Thursday, November 09, 2006

how to avoid codec roulette

does this sound familiar? you've gotten this video off the internet and when you try to play it you get informed that playing the video requires a codec you don't have...

this is actually a pretty old problem and the obvious solution most people hit on is find the codec and install it - and of course then you have to hope that it actually works and that it doesn't cause conflicts with other codecs or general system instability...

more recently a more insidious trend has emerged - the codec, rather than simply not getting along with other codecs or being poorly coded, is not a codec at all but is actually malware... this is a pretty clever form of social engineering because when a person makes a judgment about the safety of the whole thing it is at this point when they decide whether to try to watch the video in the first place and the judgment most will make will be that the video file is probably safe because video files generally are... at that point they become committed to watching the video even though the demand for the codec changes the entire safety equation - they pay no heed to whether or not the codec is safe, they just want to be able to look at this video they have in their hot little hands... you could almost think of it like a bait-and-switch scam...
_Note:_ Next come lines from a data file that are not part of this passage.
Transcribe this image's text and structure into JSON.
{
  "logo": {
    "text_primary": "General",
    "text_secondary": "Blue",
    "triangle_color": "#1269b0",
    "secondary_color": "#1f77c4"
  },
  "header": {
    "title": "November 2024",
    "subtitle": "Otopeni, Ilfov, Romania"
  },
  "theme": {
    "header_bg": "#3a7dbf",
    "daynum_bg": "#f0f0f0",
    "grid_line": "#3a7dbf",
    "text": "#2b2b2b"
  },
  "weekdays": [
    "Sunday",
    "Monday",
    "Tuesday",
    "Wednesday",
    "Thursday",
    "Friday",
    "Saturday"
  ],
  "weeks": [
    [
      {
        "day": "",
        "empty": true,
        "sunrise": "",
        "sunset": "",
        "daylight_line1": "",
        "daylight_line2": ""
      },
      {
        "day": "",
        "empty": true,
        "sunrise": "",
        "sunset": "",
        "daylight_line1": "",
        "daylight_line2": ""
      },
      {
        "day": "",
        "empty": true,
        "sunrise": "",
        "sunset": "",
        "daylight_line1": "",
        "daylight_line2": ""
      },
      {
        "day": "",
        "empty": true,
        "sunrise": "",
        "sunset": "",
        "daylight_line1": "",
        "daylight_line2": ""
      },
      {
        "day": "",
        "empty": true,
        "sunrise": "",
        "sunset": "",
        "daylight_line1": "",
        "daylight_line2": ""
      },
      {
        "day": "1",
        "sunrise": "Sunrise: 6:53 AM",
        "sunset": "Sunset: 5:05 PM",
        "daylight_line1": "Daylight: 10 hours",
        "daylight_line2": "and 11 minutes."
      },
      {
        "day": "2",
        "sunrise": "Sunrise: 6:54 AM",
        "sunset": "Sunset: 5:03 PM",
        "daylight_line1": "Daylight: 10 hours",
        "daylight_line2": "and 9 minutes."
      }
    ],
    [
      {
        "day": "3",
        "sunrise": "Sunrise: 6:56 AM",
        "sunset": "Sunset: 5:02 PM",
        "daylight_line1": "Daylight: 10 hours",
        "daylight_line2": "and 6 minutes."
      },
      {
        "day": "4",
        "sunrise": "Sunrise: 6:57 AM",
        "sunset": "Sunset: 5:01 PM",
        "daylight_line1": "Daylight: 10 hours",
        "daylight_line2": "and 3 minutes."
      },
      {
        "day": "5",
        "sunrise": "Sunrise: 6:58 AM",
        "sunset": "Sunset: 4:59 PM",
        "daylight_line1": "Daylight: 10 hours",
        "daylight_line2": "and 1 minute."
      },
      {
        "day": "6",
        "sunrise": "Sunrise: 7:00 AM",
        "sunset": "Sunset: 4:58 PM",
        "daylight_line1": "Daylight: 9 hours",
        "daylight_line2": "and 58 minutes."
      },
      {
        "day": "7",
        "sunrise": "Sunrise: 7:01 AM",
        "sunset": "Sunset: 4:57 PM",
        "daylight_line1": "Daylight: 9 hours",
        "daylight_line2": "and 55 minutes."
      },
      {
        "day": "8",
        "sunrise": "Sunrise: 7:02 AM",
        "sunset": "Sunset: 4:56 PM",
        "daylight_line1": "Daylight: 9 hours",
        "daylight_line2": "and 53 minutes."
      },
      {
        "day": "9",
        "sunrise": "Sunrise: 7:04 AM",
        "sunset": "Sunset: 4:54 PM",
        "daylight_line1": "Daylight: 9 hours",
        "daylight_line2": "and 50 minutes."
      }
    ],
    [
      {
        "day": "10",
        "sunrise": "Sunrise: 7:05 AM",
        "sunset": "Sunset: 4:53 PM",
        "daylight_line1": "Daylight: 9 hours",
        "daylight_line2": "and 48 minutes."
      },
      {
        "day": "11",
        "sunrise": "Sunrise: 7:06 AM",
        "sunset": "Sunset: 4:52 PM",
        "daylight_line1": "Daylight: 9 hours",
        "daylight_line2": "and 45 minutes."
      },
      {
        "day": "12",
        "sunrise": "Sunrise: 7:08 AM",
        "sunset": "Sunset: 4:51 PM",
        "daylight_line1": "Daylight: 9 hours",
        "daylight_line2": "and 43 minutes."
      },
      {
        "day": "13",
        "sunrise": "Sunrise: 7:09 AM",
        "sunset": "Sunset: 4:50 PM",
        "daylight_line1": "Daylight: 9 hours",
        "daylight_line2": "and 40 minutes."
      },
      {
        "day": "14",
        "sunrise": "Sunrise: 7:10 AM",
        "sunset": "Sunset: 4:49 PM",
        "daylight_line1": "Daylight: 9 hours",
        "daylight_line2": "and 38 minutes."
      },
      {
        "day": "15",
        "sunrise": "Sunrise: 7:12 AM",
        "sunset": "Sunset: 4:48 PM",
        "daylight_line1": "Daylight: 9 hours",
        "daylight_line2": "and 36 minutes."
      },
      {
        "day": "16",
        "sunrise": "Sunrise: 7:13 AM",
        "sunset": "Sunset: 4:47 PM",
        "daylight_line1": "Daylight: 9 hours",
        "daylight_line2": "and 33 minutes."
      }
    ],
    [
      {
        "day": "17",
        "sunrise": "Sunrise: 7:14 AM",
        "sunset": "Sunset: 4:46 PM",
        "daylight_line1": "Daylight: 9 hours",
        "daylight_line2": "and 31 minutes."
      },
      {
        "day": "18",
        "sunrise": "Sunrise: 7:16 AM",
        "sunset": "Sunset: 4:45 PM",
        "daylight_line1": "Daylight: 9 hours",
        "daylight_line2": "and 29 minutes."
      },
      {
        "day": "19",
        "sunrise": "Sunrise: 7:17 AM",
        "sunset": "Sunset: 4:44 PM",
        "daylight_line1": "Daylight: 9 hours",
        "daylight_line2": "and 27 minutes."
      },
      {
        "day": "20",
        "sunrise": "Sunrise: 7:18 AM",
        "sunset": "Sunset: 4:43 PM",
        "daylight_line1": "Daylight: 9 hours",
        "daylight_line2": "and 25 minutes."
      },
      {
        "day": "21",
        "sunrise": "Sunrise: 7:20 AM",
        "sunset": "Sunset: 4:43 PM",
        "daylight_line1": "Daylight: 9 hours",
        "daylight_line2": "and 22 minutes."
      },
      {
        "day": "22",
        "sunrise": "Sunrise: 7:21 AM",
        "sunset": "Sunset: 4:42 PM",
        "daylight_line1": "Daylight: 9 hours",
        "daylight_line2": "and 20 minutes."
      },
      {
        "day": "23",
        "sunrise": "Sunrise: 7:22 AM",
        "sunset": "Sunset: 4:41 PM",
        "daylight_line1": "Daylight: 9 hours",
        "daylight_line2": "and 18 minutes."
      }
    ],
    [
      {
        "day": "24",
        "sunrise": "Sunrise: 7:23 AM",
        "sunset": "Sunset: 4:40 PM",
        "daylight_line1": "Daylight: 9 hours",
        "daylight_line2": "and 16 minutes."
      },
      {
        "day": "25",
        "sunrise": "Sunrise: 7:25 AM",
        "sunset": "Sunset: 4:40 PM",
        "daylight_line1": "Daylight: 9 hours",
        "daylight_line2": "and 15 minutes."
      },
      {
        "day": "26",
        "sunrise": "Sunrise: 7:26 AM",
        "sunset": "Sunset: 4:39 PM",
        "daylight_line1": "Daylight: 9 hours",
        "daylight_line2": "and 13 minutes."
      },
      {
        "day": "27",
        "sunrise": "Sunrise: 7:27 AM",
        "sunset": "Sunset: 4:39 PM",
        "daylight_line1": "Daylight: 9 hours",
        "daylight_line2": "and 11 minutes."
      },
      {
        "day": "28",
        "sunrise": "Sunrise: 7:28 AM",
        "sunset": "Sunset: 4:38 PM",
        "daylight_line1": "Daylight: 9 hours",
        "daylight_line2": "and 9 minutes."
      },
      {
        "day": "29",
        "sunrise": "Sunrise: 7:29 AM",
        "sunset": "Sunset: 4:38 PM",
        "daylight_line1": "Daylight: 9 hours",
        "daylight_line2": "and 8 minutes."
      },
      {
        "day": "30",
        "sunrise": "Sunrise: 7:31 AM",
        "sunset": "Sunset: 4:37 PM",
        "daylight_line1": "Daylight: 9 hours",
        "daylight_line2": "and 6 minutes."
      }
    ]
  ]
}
these sorts of fake codecs have been getting a fair bit of attention by the security related press and a lot of people have been trying to address the problem by coming up with lists of bad codecs and the sites distributing them... many of these same people criticize the classic anti-virus model of enumerating bad things as being a broken model so i'm not sure why they think their own ad-hoc enumerations of badness are any better... at any rate, lists such as this fail to address a significant part of the socially engineered problem - once a person decides to watch the video they are much less likely to think about the safety of the codec they're subsequently asked to install in order to get at that content they are trying to watch...

another much more to the point way of addressing the problem is to just tell people don't install codecs... this advice would certainly work, but people who have videos they can't watch have an incentive to not listen to that kind of advice... it's not like you can tell people that the video is probably a fake because there are so many legitimate codecs out there that aren't installed on computers by default that legitimate videos asking for legitimate codecs is actually still a very probable scenario...

as an aside i'd like to admit something to you - i am a consumer of video content, i have been for quite a long time and i played codec roulette back in the day before codecs became a major malware attack vector... codec roulette pissed me off because it was so much work sometimes to find just the right codec... there was even a point where i tried re-encoding the videos so that i'd wind up with files that were all the same format, but even that required the codecs...

it turns out that a solution to the hassle of the old-school codec roulette works pretty good for the new malware enhanced version of codec roulette as well... the reason is because the solution to the hassle of codec roulette is to find a player that will play just about anything without ever having to find and install codecs... armed with such a player, supposed video that needs a codec you don't have becomes a much more suspicious scenario and so one that people are less likely to fall for...

for me, that media player was the vlc media player (which i supplemented with real alternative for realmedia files)... there may be others (in fact there probably are) that handle even more formats but i don't recall the last time i encountered a video i couldn't play right out of the box or even if i've encountered any such files since moving to this solution (even video downloaded from youtube, or mkv files which i'd never even heard of until i had one and found that yes vlc handles them too)... i have no idea how well vlc handles DRM contaminated video files but i don't need or want digital rights malware on my computer anyways...

so consider this a bit of safe-hex for video consumption... get a player that can play just about everything and then when a video you can't play comes along consider it suspicious by default and don't bother with it because it's probably not going to be good for your computer...

2 comments:

Anonymous said...

i was on chatroulette and someone gave me a link to a site saying how do u look in this video i clicked the link and it i had to download vidcodec.464783 which turned out to be fake codec what will this do and is it a trojan

kurt wismer said...

in all likelihood it is a trojan of some sort, but i have no idea what that specific one would do.

it could be spyware, it could be adware, it could be scareware, it could be a banking trojan that that gives criminals access to your bank account, it could be a bot that makes your computer part of a botnet that sends spam emails or performs DDoS attacks, or it could be a downloader trojan that downloads one or more of the aforementioned types of malware, etc. there are so many possibilities.

the most important point, though, is that you really can't trust your computer for anything sensitive (like banking or making online purchases, etc) right now until you do something to clear that off. if you weren't prepared for such a compromise of your system then it might be necessary to wipe your drive and rebuild it from scratch in order to be sure you got rid of everything bad.